Forging a technology entrepreneurship ecosystem

One example of how to encourage entrepreneurs to seize the opportunities of Africa's technology boom is through business incubation and acceleration. Across Africa, roughly 40 such organisations provide co-working and networking spaces, intensive business development programmes and sometimes seed funding. Although the basic parameters of African business incubators and accelerators are similar to those of their counterparts in Silicon Valley or London, their role couldn't be more different. Instead of selectively fostering individual start-ups, Africa's innovation hubs are driving the much more fundamental emergence of a technology entrepreneurship ecosystem.

For instance, innovation hubs are helping build technology skills by offering a space for collaboration. Before their existence, technology enthusiasts met irregularly in coffee shops or at universities.
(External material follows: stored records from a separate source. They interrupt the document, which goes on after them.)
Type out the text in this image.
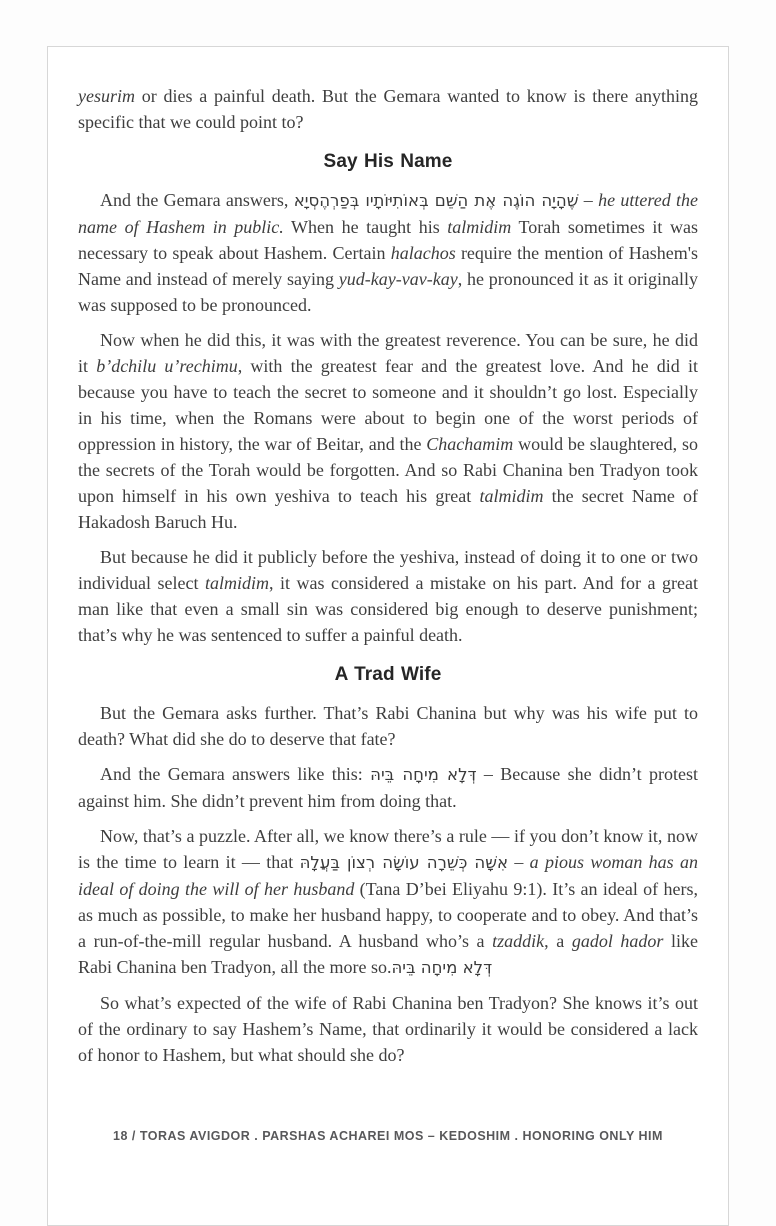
yesurim or dies a painful death. But the Gemara wanted to know is there anything specific that we could point to?

Say His Name

And the Gemara answers, שֶׁהָיָה הוֹגֶה אֶת הַשֵּׁם בְּאוֹתִיּוֹתָיו בְּפַרְהֶסְיָא – he uttered the name of Hashem in public. When he taught his talmidim Torah sometimes it was necessary to speak about Hashem. Certain halachos require the mention of Hashem's Name and instead of merely saying yud-kay-vav-kay, he pronounced it as it originally was supposed to be pronounced.

Now when he did this, it was with the greatest reverence. You can be sure, he did it b’dchilu u’rechimu, with the greatest fear and the greatest love. And he did it because you have to teach the secret to someone and it shouldn’t go lost. Especially in his time, when the Romans were about to begin one of the worst periods of oppression in history, the war of Beitar, and the Chachamim would be slaughtered, so the secrets of the Torah would be forgotten. And so Rabi Chanina ben Tradyon took upon himself in his own yeshiva to teach his great talmidim the secret Name of Hakadosh Baruch Hu.

But because he did it publicly before the yeshiva, instead of doing it to one or two individual select talmidim, it was considered a mistake on his part. And for a great man like that even a small sin was considered big enough to deserve punishment; that’s why he was sentenced to suffer a painful death.

A Trad Wife

But the Gemara asks further. That’s Rabi Chanina but why was his wife put to death? What did she do to deserve that fate?

And the Gemara answers like this: דְּלָא מִיחָה בֵּיהּ – Because she didn’t protest against him. She didn’t prevent him from doing that.

Now, that’s a puzzle. After all, we know there’s a rule — if you don’t know it, now is the time to learn it — that אִשָּׁה כְּשֵׁרָה עוֹשָׂה רְצוֹן בַּעֲלָהּ – a pious woman has an ideal of doing the will of her husband (Tana D’bei Eliyahu 9:1). It’s an ideal of hers, as much as possible, to make her husband happy, to cooperate and to obey. And that’s a run-of-the-mill regular husband. A husband who’s a tzaddik, a gadol hador like Rabi Chanina ben Tradyon, all the more so.דְּלָא מִיחָה בֵּיהּ

So what’s expected of the wife of Rabi Chanina ben Tradyon? She knows it’s out of the ordinary to say Hashem’s Name, that ordinarily it would be considered a lack of honor to Hashem, but what should she do?

18 / TORAS AVIGDOR . PARSHAS ACHAREI MOS – KEDOSHIM . HONORING ONLY HIM
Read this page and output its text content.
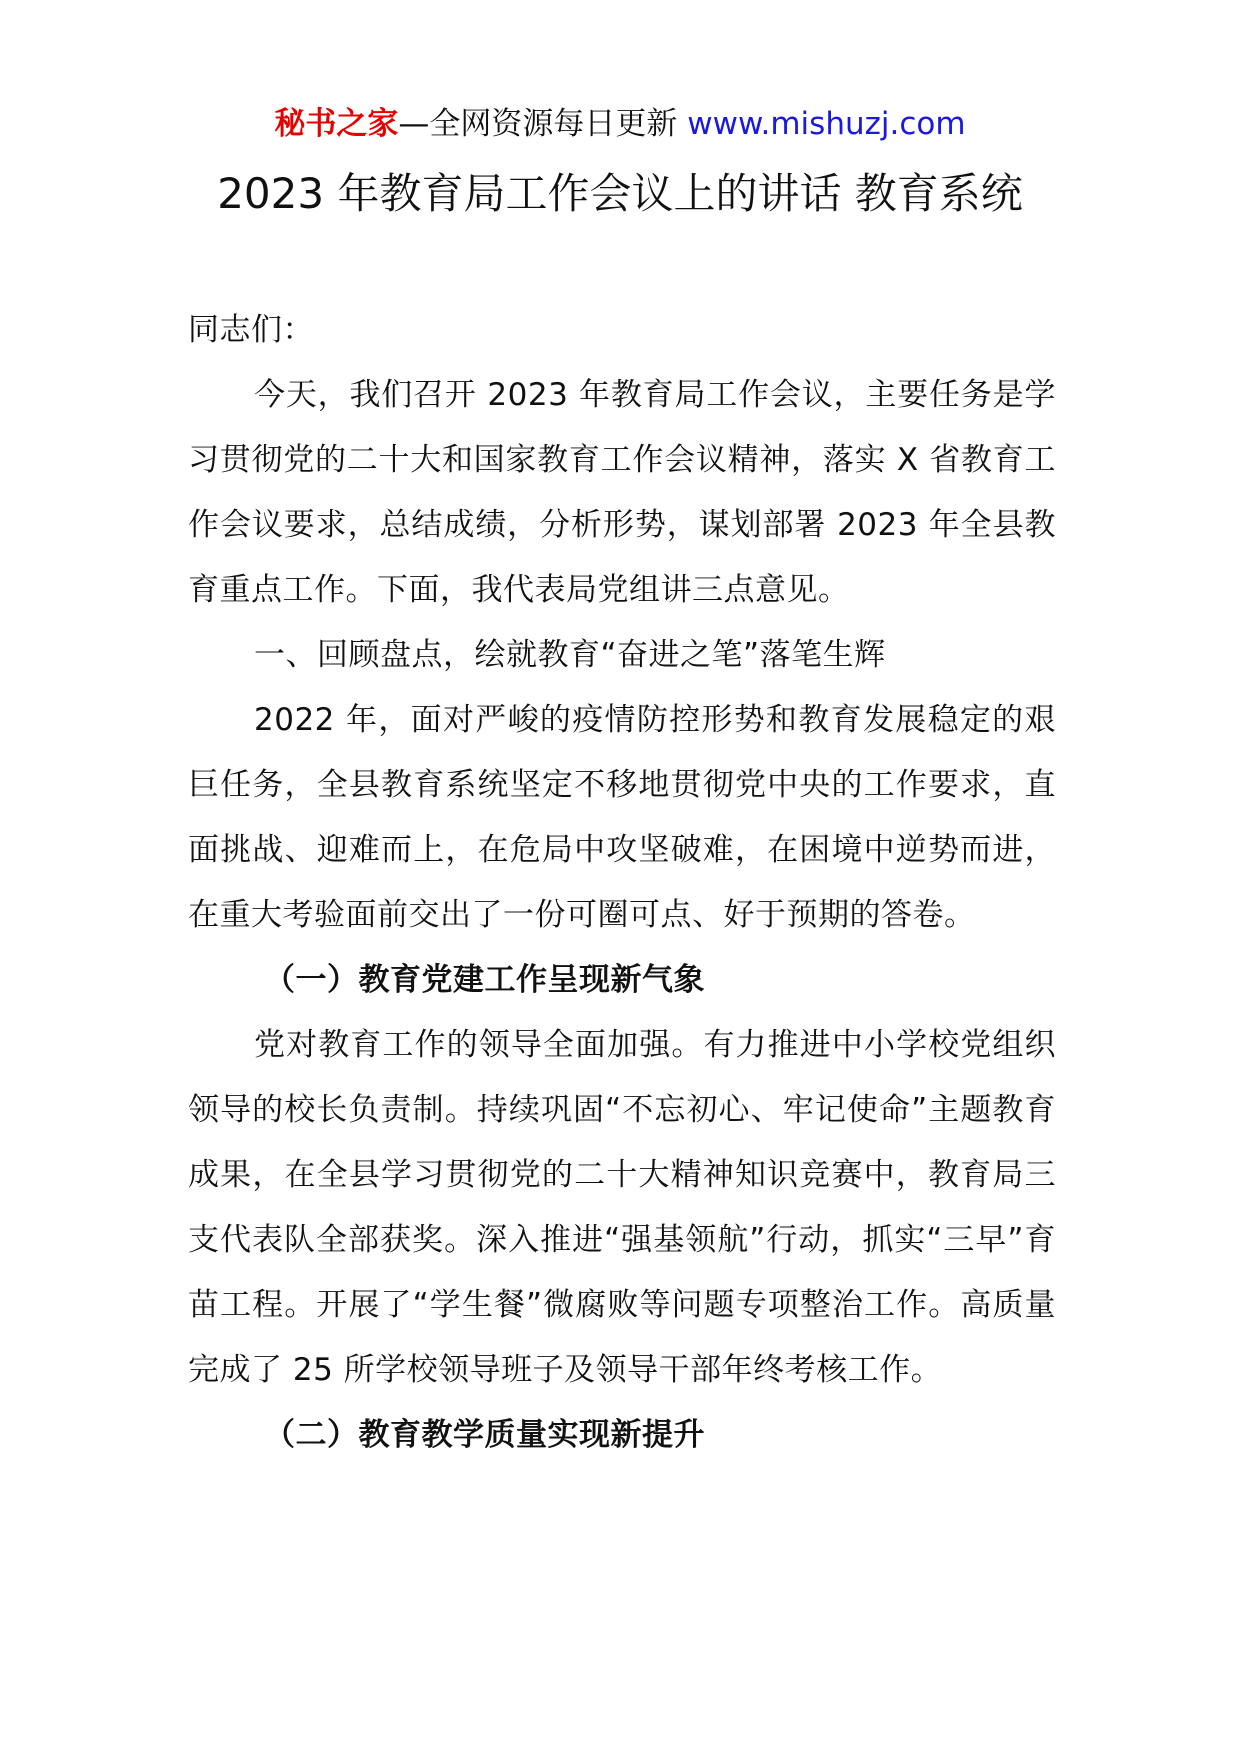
秘书之家—全网资源每日更新 www.mishuzj.com
2023 年教育局工作会议上的讲话 教育系统

同志们：

今天，我们召开 2023 年教育局工作会议，主要任务是学习贯彻党的二十大和国家教育工作会议精神，落实 X 省教育工作会议要求，总结成绩，分析形势，谋划部署 2023 年全县教育重点工作。下面，我代表局党组讲三点意见。

一、回顾盘点，绘就教育“奋进之笔”落笔生辉

2022 年，面对严峻的疫情防控形势和教育发展稳定的艰巨任务，全县教育系统坚定不移地贯彻党中央的工作要求，直面挑战、迎难而上，在危局中攻坚破难，在困境中逆势而进，在重大考验面前交出了一份可圈可点、好于预期的答卷。

（一）教育党建工作呈现新气象

党对教育工作的领导全面加强。有力推进中小学校党组织领导的校长负责制。持续巩固“不忘初心、牢记使命”主题教育成果，在全县学习贯彻党的二十大精神知识竞赛中，教育局三支代表队全部获奖。深入推进“强基领航”行动，抓实“三早”育苗工程。开展了“学生餐”微腐败等问题专项整治工作。高质量完成了 25 所学校领导班子及领导干部年终考核工作。

（二）教育教学质量实现新提升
Now, there are dedicated spaces brimming with developers, graphic designers, hackers and bloggers every day. Business accelerators and incubators are also legitimising technology entrepreneurship as a profession, particularly in the eyes of parent generations. "Now you can actually say, I'm going to the hub. Before, it was like: I'm at the coffee house. It looked kind of like idleness," a young technology entrepreneur explained to me. Finally, hubs' seed funding for technology start-ups significantly reduces the financial risks associated with business creation or makes starting a business possible in the first place.

The question of how many vastly successful technology start-ups have come out of Africa might therefore not yet be one to ask. Instead, entrepreneurship takes more than the availability of technology. Although technology entrepreneurship ecosystems are emerging across Africa, often with the support of business incubators and accelerators, they are one example of how not everything can be leapfrogged.